Which is the best energy company?
Richard Stavros is Fortnightly's Executive Editor.
What might have been a seemingly simple question to answer in the energy industry of 20 years ago is today fraught with difficulty. With the divestitures, spin-offs and convergence mergers of the late 1990s and early 2000s that were spurred by deregulation, no longer do we have cookie-cutter, vertically integrated utilities in all parts of the country (if we ever did).
Rather, some of what we do have today includes E&P (exploration and production) firms that own electric or gas utilities, pipelines that own power plants, and electric utilities that have entered the E&P business.
With the August signing of the Energy Policy Act of 2005, which includes repeal of the Public Utility Holding Company Act, many industry watchers say further consolidation is all but assured.

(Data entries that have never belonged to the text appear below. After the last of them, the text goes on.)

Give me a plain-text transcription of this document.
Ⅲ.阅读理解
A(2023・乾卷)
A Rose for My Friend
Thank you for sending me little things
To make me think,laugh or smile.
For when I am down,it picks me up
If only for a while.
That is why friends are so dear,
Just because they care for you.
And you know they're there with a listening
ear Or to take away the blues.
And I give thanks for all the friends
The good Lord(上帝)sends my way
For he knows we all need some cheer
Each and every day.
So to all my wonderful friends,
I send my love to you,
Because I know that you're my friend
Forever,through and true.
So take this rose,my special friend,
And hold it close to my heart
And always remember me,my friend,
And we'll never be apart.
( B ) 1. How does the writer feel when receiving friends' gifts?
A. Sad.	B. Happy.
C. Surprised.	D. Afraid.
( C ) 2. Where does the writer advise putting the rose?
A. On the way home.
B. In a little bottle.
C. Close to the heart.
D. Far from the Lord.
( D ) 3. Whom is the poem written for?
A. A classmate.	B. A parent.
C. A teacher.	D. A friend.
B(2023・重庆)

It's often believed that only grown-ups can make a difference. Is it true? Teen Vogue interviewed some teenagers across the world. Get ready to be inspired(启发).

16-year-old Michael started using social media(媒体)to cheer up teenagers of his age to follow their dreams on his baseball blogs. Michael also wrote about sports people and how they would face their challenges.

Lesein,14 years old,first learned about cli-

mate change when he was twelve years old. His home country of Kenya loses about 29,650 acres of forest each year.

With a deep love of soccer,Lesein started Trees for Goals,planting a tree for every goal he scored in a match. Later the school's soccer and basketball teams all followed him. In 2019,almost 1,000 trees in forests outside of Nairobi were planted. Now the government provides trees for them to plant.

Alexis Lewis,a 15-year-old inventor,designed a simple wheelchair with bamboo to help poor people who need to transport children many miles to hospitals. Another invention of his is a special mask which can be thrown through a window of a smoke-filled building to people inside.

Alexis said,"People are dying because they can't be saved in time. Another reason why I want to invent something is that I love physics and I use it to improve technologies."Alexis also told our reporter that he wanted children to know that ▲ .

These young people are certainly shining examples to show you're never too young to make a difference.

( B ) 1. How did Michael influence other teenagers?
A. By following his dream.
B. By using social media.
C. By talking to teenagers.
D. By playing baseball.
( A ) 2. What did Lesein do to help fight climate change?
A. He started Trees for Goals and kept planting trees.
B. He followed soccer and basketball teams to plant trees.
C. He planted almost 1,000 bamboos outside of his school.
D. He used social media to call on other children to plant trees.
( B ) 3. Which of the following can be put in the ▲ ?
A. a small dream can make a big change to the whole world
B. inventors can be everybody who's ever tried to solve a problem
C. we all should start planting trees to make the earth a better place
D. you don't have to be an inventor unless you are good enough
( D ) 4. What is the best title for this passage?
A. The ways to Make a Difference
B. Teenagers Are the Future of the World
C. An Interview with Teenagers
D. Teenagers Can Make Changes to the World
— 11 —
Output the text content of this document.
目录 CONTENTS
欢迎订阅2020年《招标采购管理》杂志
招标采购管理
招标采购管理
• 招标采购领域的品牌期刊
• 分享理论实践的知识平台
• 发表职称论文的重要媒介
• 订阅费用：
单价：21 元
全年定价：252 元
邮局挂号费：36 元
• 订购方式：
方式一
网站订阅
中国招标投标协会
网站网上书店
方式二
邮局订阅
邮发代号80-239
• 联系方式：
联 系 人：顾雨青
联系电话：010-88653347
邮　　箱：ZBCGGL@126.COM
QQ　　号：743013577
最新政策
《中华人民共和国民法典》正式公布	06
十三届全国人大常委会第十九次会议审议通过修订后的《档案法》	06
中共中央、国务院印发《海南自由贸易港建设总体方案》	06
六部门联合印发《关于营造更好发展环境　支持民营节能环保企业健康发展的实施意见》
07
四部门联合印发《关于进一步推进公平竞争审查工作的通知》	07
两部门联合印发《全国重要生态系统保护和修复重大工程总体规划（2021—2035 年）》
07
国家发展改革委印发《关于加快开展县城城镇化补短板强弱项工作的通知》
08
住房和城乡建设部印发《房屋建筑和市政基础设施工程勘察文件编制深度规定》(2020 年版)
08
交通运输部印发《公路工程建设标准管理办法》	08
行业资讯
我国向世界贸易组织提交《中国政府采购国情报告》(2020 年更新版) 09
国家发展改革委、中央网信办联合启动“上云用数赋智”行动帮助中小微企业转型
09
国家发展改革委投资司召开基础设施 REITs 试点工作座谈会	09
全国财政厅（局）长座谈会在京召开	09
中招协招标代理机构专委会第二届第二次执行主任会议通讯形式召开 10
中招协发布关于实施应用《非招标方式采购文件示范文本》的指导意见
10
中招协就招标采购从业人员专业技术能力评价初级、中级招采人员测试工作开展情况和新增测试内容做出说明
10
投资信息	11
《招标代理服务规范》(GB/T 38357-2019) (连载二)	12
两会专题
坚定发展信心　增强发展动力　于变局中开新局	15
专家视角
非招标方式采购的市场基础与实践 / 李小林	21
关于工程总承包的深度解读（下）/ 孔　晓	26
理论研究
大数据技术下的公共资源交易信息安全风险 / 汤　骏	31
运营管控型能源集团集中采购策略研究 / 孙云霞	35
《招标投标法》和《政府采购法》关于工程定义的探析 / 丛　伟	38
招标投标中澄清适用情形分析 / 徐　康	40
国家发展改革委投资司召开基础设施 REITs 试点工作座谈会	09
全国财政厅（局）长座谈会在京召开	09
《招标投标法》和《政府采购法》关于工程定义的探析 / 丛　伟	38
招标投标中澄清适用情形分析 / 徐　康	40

In fact, many predict the energy industry not only will consolidate, but will converge as well with outsiders such as investment banks, insurance companies, private equity firms, oil majors, and retailers. And it is this continued consolidation trend in the industry that demands a new grounded in finance to discuss and identify industry performance and value.
One method, known as operational benchmarking analysis, while still effective at making comparisons of individual assets, has become increasingly difficult to use in comparing companies with ever-changing asset mixes. Thus, our readers have asked for a type of analysis that more truly communicates value to future investors, future owners, energy asset operators, regulators, and consumers.